Note: In my notation, $\delta\phi$ is NOT an "infinitesimal", it's the coefficient of the parameter $\alpha$ in the first order change in the field under the deformation. I prefer to write things this way because I find that it leads to a lot less confusion.
Next, we define the variation of the Lagrangian under the deformation as the coefficient of the change in $\mathcal L$ to first order in $\alpha$;
Definition 2. (Variation of Lagrangian density)
$$
\delta\mathcal L(\phi(x), \partial_\mu\phi(x)) = \frac{\partial}{\partial\alpha}\mathcal L(\hat\phi(\alpha, x), \partial_\mu\hat\phi(\alpha, x))\Big|_{\alpha=0}
$$
Given these definitions, I'll leave it to you to show
Lemma 1.
For any variation of the fields $\phi$, the variation of the Lagrangian density satisfies
\begin{align}
\delta\mathcal L
&= \left(\frac{\partial \mathcal L}{\partial\phi} - \partial_\mu\frac{\partial\mathcal L}{\partial(\partial_\mu\phi)}\right)\delta\phi + \partial_\mu K^\mu,\qquad K^\mu = \frac{\partial\mathcal L}{\partial(\partial_\mu\phi)}\delta\phi
\end{align}
You'll need to use (1) The chain rule for partial differentiation, (2) the fact $\delta(\partial_\mu\phi) = \partial_\mu\delta\phi$ which can be proven from the above definition of $\delta\phi$ and (3) the product rule for partial differentiation.
Noether's theorem in steps
Let a particular flow $\hat\phi(\alpha, x)$ be given.
Assume that for this particular deformation, there exists some vector field $J^\mu\neq K^\mu$ such that
$$
\delta\mathcal L = \partial_\mu J^\mu
$$
Notice, that for any field $\phi$ that satisfies the equation of motion, Lemma 1 tells us that
$$
\delta \mathcal L = \partial_\mu K^\mu
$$
Define a vector field $j^\mu$ by
$$
j^\mu = K^\mu - J^\mu
$$
Notice that for any field $\phi$ satisfying the equations of motion steps 2+ 3 + 4 imply
$$
\partial_\mu j^\mu = 0
$$
Q.E.D.
Important Notes!!! If you follow the logic carefully, you'll see that $\delta \mathcal L = \partial_\mu K^\mu$ only along the equations of motion. Also, part of the hypothesis of the theorem was that we found a $J^\mu$ that is not equal to $K^\mu$ for which $\delta\mathcal L = \partial_\mu J^\mu$. This ensures that $j^\mu$ defined in the end is not identically zero! In order to find such a $J^\mu$, you should not be using the equations of motion. You should be applying the given deformation to the field and seeing what happens to it to first order in the "deformation parameter" $\alpha$.

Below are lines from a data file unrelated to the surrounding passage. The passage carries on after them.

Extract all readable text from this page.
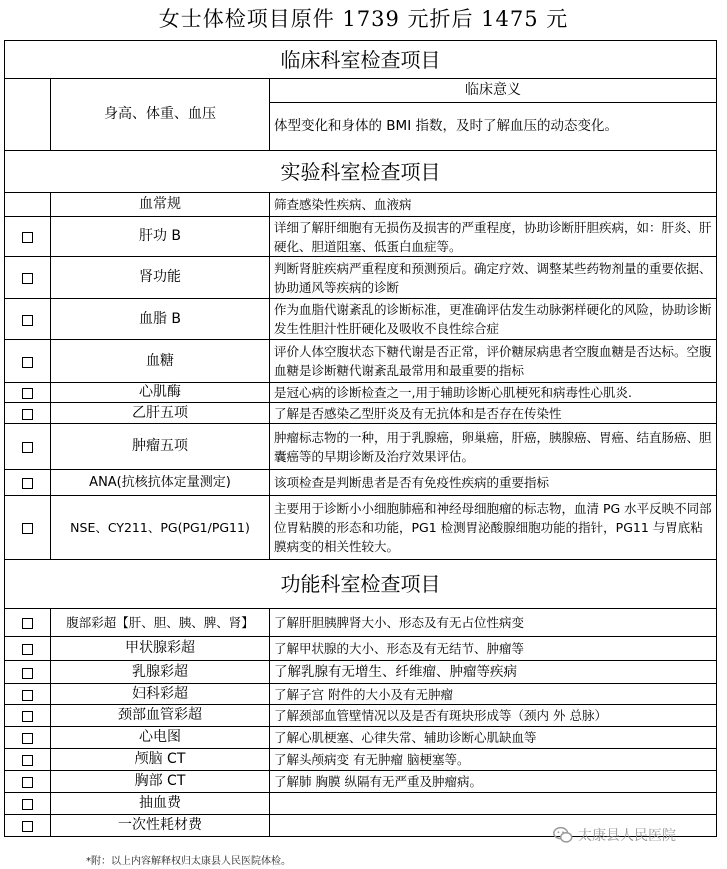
女士体检项目原件 1739 元折后 1475 元
临床科室检查项目		
	身高、体重、血压	临床意义
		体型变化和身体的 BMI 指数，及时了解血压的动态变化。
实验科室检查项目		
	血常规	筛查感染性疾病、血液病
	肝功 B	详细了解肝细胞有无损伤及损害的严重程度，协助诊断肝胆疾病，如：肝炎、肝硬化、胆道阻塞、低蛋白血症等。
	肾功能	判断肾脏疾病严重程度和预测预后。确定疗效、调整某些药物剂量的重要依据、协助通风等疾病的诊断
	血脂 B	作为血脂代谢紊乱的诊断标准，更准确评估发生动脉粥样硬化的风险，协助诊断发生性胆汁性肝硬化及吸收不良性综合症
	血糖	评价人体空腹状态下糖代谢是否正常，评价糖尿病患者空腹血糖是否达标。空腹血糖是诊断糖代谢紊乱最常用和最重要的指标
	心肌酶	是冠心病的诊断检查之一,用于辅助诊断心肌梗死和病毒性心肌炎.
	乙肝五项	了解是否感染乙型肝炎及有无抗体和是否存在传染性
	肿瘤五项	肿瘤标志物的一种，用于乳腺癌，卵巢癌，肝癌，胰腺癌、胃癌、结直肠癌、胆囊癌等的早期诊断及治疗效果评估。
	ANA(抗核抗体定量测定)	该项检查是判断患者是否有免疫性疾病的重要指标
	NSE、CY211、PG(PG1/PG11)	主要用于诊断小小细胞肺癌和神经母细胞瘤的标志物，血清 PG 水平反映不同部位胃粘膜的形态和功能，PG1 检测胃泌酸腺细胞功能的指针，PG11 与胃底粘膜病变的相关性较大。
功能科室检查项目		
	腹部彩超【肝、胆、胰、脾、肾】	了解肝胆胰脾肾大小、形态及有无占位性病变
	甲状腺彩超	了解甲状腺的大小、形态及有无结节、肿瘤等
	乳腺彩超	了解乳腺有无增生、纤维瘤、肿瘤等疾病
	妇科彩超	了解子宫 附件的大小及有无肿瘤
	颈部血管彩超	了解颈部血管壁情况以及是否有斑块形成等（颈内 外 总脉）
	心电图	了解心肌梗塞、心律失常、辅助诊断心肌缺血等
	颅脑 CT	了解头颅病变 有无肿瘤 脑梗塞等。
	胸部 CT	了解肺 胸膜 纵隔有无严重及肿瘤病。
	抽血费	
	一次性耗材费	
太康县人民医院
*附：以上内容解释权归太康县人民医院体检。
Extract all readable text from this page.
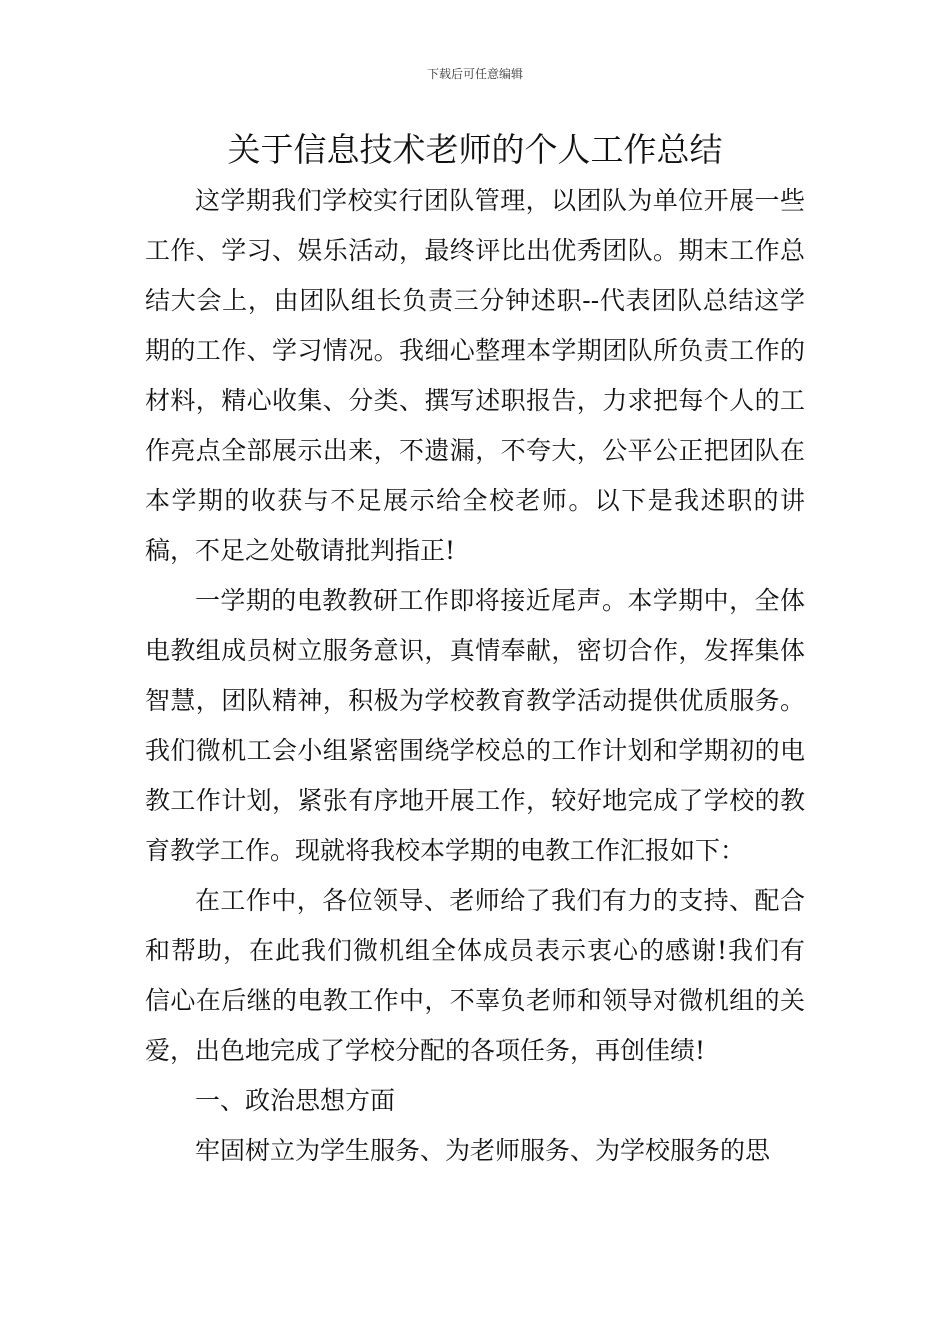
下载后可任意编辑
关于信息技术老师的个人工作总结

这学期我们学校实行团队管理，以团队为单位开展一些工作、学习、娱乐活动，最终评比出优秀团队。期末工作总结大会上，由团队组长负责三分钟述职--代表团队总结这学期的工作、学习情况。我细心整理本学期团队所负责工作的材料，精心收集、分类、撰写述职报告，力求把每个人的工作亮点全部展示出来，不遗漏，不夸大，公平公正把团队在本学期的收获与不足展示给全校老师。以下是我述职的讲稿，不足之处敬请批判指正!

一学期的电教教研工作即将接近尾声。本学期中，全体电教组成员树立服务意识，真情奉献，密切合作，发挥集体智慧，团队精神，积极为学校教育教学活动提供优质服务。我们微机工会小组紧密围绕学校总的工作计划和学期初的电教工作计划，紧张有序地开展工作，较好地完成了学校的教育教学工作。现就将我校本学期的电教工作汇报如下：

在工作中，各位领导、老师给了我们有力的支持、配合和帮助，在此我们微机组全体成员表示衷心的感谢!我们有信心在后继的电教工作中，不辜负老师和领导对微机组的关爱，出色地完成了学校分配的各项任务，再创佳绩!

一、政治思想方面

牢固树立为学生服务、为老师服务、为学校服务的思
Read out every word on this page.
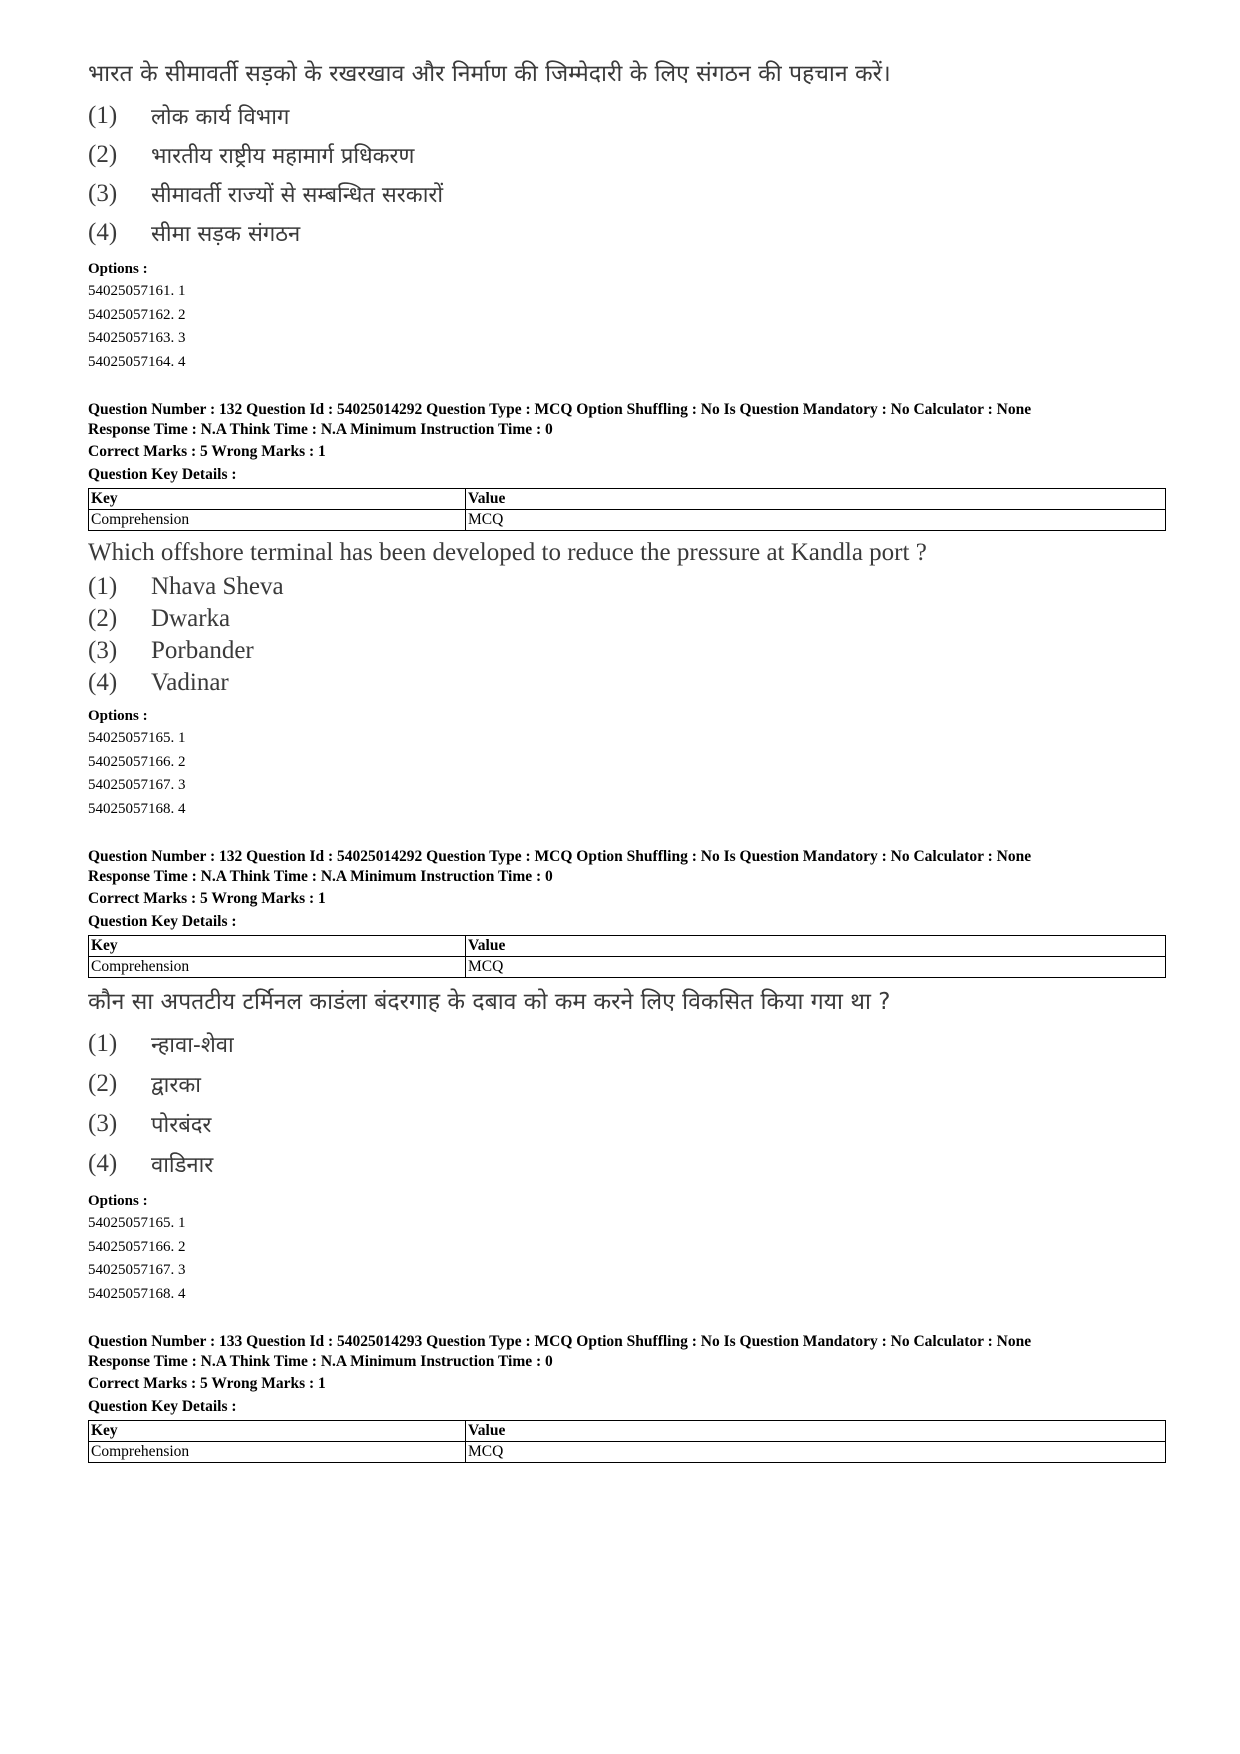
भारत के सीमावर्ती सड़को के रखरखाव और निर्माण की जिम्मेदारी के लिए संगठन की पहचान करें।

(1)	लोक कार्य विभाग
(2)	भारतीय राष्ट्रीय महामार्ग प्रधिकरण
(3)	सीमावर्ती राज्यों से सम्बन्धित सरकारों
(4)	सीमा सड़क संगठन
Options :
54025057161. 1
54025057162. 2
54025057163. 3
54025057164. 4
Question Number : 132 Question Id : 54025014292 Question Type : MCQ Option Shuffling : No Is Question Mandatory : No Calculator : None
Response Time : N.A Think Time : N.A Minimum Instruction Time : 0
Correct Marks : 5 Wrong Marks : 1
Question Key Details :
Key	Value
Comprehension	MCQ

Which offshore terminal has been developed to reduce the pressure at Kandla port ?

(1)	Nhava Sheva
(2)	Dwarka
(3)	Porbander
(4)	Vadinar
Options :
54025057165. 1
54025057166. 2
54025057167. 3
54025057168. 4
Question Number : 132 Question Id : 54025014292 Question Type : MCQ Option Shuffling : No Is Question Mandatory : No Calculator : None
Response Time : N.A Think Time : N.A Minimum Instruction Time : 0
Correct Marks : 5 Wrong Marks : 1
Question Key Details :
Key	Value
Comprehension	MCQ

कौन सा अपतटीय टर्मिनल काडंला बंदरगाह के दबाव को कम करने लिए विकसित किया गया था ?

(1)	न्हावा-शेवा
(2)	द्वारका
(3)	पोरबंदर
(4)	वाडिनार
Options :
54025057165. 1
54025057166. 2
54025057167. 3
54025057168. 4
Question Number : 133 Question Id : 54025014293 Question Type : MCQ Option Shuffling : No Is Question Mandatory : No Calculator : None
Response Time : N.A Think Time : N.A Minimum Instruction Time : 0
Correct Marks : 5 Wrong Marks : 1
Question Key Details :
Key	Value
Comprehension	MCQ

Addendum. 2020-07-02 (Free scalar field example.)
A concrete example helps clarify the theorem and the remarks made afterward. Consider a single real scalar field $\phi:\mathbb R^{1,3}\to\mathbb R$. Let $m\in\mathbb R$ and $\xi\in\mathbb R^{1,3}$, and consider the following Lagrangian density and deformation (often called spacetime translation):
$$
\mathcal L(\phi, \partial_\mu\phi) = \frac{1}{2}\partial_\mu\phi\partial^\mu\phi - \frac{1}{2}m^2\phi, \qquad \hat\phi(\alpha, x) = \phi(x + \alpha\xi)
$$
Computation using the definition of $\delta\mathcal L$ (plug the deformed field into $\mathcal L$, take the derivative with respect to $\alpha$, and set $\alpha = 0$ at the end) but without ever invoking the equation of motion (Klein-Gordon equation) for the field gives
$$
\delta \mathcal L = \partial_\mu(\xi^\nu\delta^\mu_\nu \mathcal L), \qquad \frac{\partial\mathcal L}{\partial(\partial_\mu\phi)}\delta\phi = \xi^\nu\partial_\nu\phi\partial^\mu\phi
$$
It follows that
$$
J^\mu = \xi^\nu\delta^\mu_\nu \mathcal L, \qquad K^\mu = \xi^\nu\partial_\nu\phi\partial^\mu\phi
$$
and therefore
$$
j^\mu = \xi^\nu(\partial_\nu\phi\partial^\mu\phi -\delta^\mu_\nu\mathcal L)
$$
If e.g. one chooses $\tau > 0$ and sets $\xi = (\tau, 0, 0, 0)$, then the deformation is time translation, and conservation of $j^\mu$ yields conservation of the Hamiltonian density associated with $\mathcal L$ as the reader can check.
Suppose, instead, that in the process of computing $\delta \mathcal L$, one were to further invoke the following equation of motion which is simply the Euler-Lagrange equation for the Lagrangian density $\mathcal L$:
$$
\partial^\mu\partial_\mu\phi = -m^2\phi,
$$
Then one finds that
$$
\delta\mathcal L = \partial_\mu(\xi^\nu\partial_\nu\phi\partial_\mu\phi)
$$
so $J^\mu = K^\mu$ and therefore $j^\mu = 0$, which is uninformative.
Firstly, you ask
isn't there more than one symmetry meaning this question has several answers?
Yes! In general, a given theory can have all sorts of symmetries, and each of these symmetries leads to its own conserved quantity via Noether's theorem.
As for what's going on with Noether's theorem and applying it in general, I'd like to strongly encourage you to read my answer here:
Noether's current expression in Peskin and Schroeder
If you still have questions after that, then let me know in the comments to this answer, and I'll gladly add an addendum to address your remaining confusions/questions.
Best Answer
For the given case since $\partial _\mu J^{\mu} = 0$, there is no need of adding this boundary term to the conserved current $j^{\mu}$ as the addition of it is meaningless as it won't play any part except adding up to a meaningless factor. We already have for the equation of the conserved current $\partial_{\mu} j^{\mu} = 0$ and we can choose to add any term $a^{\mu}$ to $j^{\mu}$ as long as it satisfies $\partial _{\mu} a^{\mu} = 0$. Hence it is really irrelevant to have the $J^{\mu}$ part.
As for the second part of the question, you are right in saying that the minus sign can be omitted as it is defined upto a multiplicative constant.